问题
I am trying to create a colorized diff between two folders in the same repository (This may be the totally wrong approach).
I believe one way of achieving this is through git diff --no-index folder1 folder2
and it will automatically create a patch for you (Cool).
However, the diff also includes (as one might expect), all of the .gitignore
'd files as well.
folder1
node_modules
src/
.gitignore
package.json
README.md
folder2
node_modules
src/
.gitignore
package.json
README.md
I would like to ignore node_modules
.
Possibilities? Alternatives?
回答1:
You can try and use the assume-unchanged
flag
https://git-scm.com/docs/git-update-index
--[no-]assume-unchanged
When this flag is specified, the object names recorded for the paths are not updated.

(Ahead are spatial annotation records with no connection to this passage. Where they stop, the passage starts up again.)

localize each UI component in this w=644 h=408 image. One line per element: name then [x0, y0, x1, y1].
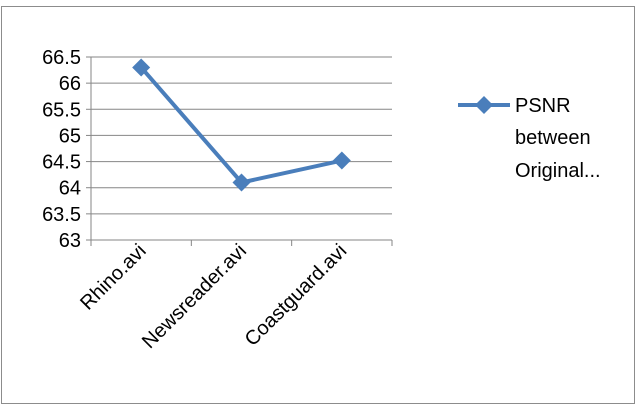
y-tick-label: 65.5 — [42, 99, 81, 121]
y-tick-label: 64.5 — [42, 152, 81, 174]
data-point-marker — [232, 173, 251, 192]
y-tick-label: 66.5 — [42, 47, 81, 69]
legend-label-line-3: Original... — [515, 160, 601, 182]
x-tick-label: Rhino.avi — [76, 240, 151, 315]
axes — [86, 56, 393, 246]
data-point-marker — [332, 151, 351, 170]
chart-frame — [1, 6, 635, 404]
y-tick-label: 63.5 — [42, 204, 81, 226]
legend-label-line-2: between — [515, 127, 591, 149]
series-line — [139, 65, 344, 185]
series — [132, 58, 351, 192]
legend-label-line-1: PSNR — [515, 95, 571, 117]
y-tick-label: 65 — [59, 125, 81, 147]
y-tick-label: 64 — [59, 178, 81, 200]
legend-diamond-marker — [475, 96, 493, 114]
x-tick-label: Newsreader.avi — [138, 240, 251, 353]
y-tick-label: 63 — [59, 230, 81, 252]
data-point-marker — [132, 58, 151, 77]
x-tick-label: Coastguard.avi — [241, 240, 352, 351]
y-axis-tick-labels: 66.5 66 65.5 65 64.5 64 63.5 63 — [42, 47, 81, 252]
legend: PSNR between Original... — [458, 95, 601, 182]
y-tick-label: 66 — [59, 73, 81, 95]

Instead, this option sets/unsets the "assume unchanged" bit for the paths.When the "assume unchanged" bit is on, the user promises not to change the file and allows Git to assume that the working tree file matches what is recorded in the index. If you want to change the working tree file, you need to unset the bit to tell Git. This is sometimes helpful when working with a big project on a filesystem that has very slow lstat(2) system call (e.g. cifs).
Git will fail (gracefully) in case it needs to modify this file in the index e.g. when merging in a commit; thus, in case the assumed-untracked file is changed upstream, you will need to handle the situation manually.